Lay Can. Karooro made the remarks while officiating at the annual Rotary Cancer Run in Bushenyi town on Sunday. The soft-spoken Karooro said cancer is a universal problem that needs a universal approach if it is to be defeated.
“A big percentage of people globally die from this cancer. Therefore, awareness is crucial, and our lifestyles are crucial in making sure that we combat cancer. This universal run is a call for us to worry together and make sure that cancer is eradicated” she said.
The ex-security minister also hailed efforts for setting up a multi-billion cancer treatment facility at Nsambya Hospital. The facility will have two bunkers and two linear accelerators with an estimated budget worth Shs13bn.

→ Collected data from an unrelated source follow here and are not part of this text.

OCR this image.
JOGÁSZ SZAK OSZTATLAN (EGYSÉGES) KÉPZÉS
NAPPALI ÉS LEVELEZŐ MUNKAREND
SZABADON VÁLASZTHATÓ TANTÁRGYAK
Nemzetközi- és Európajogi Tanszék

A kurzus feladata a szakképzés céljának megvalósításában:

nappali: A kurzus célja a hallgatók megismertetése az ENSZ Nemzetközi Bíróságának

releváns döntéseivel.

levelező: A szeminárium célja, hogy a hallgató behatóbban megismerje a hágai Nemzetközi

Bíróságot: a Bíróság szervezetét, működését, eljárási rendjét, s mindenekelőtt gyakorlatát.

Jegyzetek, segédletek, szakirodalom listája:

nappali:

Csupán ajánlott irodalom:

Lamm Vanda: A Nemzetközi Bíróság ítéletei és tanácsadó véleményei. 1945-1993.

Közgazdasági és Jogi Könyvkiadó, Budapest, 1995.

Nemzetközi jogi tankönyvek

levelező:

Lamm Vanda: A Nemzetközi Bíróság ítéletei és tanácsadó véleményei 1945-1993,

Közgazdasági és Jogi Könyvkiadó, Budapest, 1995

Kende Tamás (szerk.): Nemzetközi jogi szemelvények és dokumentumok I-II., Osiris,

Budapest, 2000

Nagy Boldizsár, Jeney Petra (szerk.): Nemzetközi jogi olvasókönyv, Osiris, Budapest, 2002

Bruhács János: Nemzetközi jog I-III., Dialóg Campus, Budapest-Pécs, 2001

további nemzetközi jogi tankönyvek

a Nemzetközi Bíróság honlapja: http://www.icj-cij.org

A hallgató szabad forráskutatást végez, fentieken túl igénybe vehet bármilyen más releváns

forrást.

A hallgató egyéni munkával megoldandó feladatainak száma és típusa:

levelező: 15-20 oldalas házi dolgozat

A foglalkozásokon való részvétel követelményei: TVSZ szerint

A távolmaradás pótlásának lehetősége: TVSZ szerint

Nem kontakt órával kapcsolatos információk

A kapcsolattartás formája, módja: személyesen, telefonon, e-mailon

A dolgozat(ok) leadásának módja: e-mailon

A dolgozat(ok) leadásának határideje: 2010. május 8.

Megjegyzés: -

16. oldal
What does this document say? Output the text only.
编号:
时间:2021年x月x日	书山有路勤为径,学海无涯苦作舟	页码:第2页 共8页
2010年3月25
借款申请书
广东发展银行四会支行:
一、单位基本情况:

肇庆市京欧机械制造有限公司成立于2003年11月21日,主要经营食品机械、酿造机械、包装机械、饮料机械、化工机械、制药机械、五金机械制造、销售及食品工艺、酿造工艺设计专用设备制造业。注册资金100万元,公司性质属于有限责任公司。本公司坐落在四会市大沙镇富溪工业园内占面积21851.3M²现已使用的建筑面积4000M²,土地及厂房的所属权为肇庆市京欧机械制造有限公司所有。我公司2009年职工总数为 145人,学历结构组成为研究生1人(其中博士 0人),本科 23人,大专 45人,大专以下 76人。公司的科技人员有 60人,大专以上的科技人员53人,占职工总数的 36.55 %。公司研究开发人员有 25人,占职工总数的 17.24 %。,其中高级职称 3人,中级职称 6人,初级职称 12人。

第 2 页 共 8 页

Karooro who is also the former Bushenyi district Woman MP called for continued awareness and timely screening as crucial tools in the fight against cancer disease in Uganda.
This year’s Cancer Run hoped to raise Shs2bn and that according to Karooro, this money is urgently needed so that the facility is put in place.
The function was also attended by area MPs Loius Mbwatekamwa [Igara West] and Annet Katusiime [Woman MP], with Mbwatekamwa calling for real action instead of making what he called Cancer ceremonies.
“The cancer run should not be a ceremony where people are taking selfies and updating their status on Whatsapp, but rather an action-oriented exercise in which people eat and act responsibly to prevent the disease. We must kick this disease out of Uganda” he said.
Meanwhile, Katusiime who was the chief runner urged communities to give hope to people already affected by the cancer disease, saying when left alone, the patients become hopeless.
She said it is everyone’s responsibility to ensure that these people are encouraged and taken care of in order facilitates healing.
World cancer statistics indicate that there were an estimated 18.1 million cancer cases around the world in 2020 of which 9.3 million cases were among men and 8.8 million among women.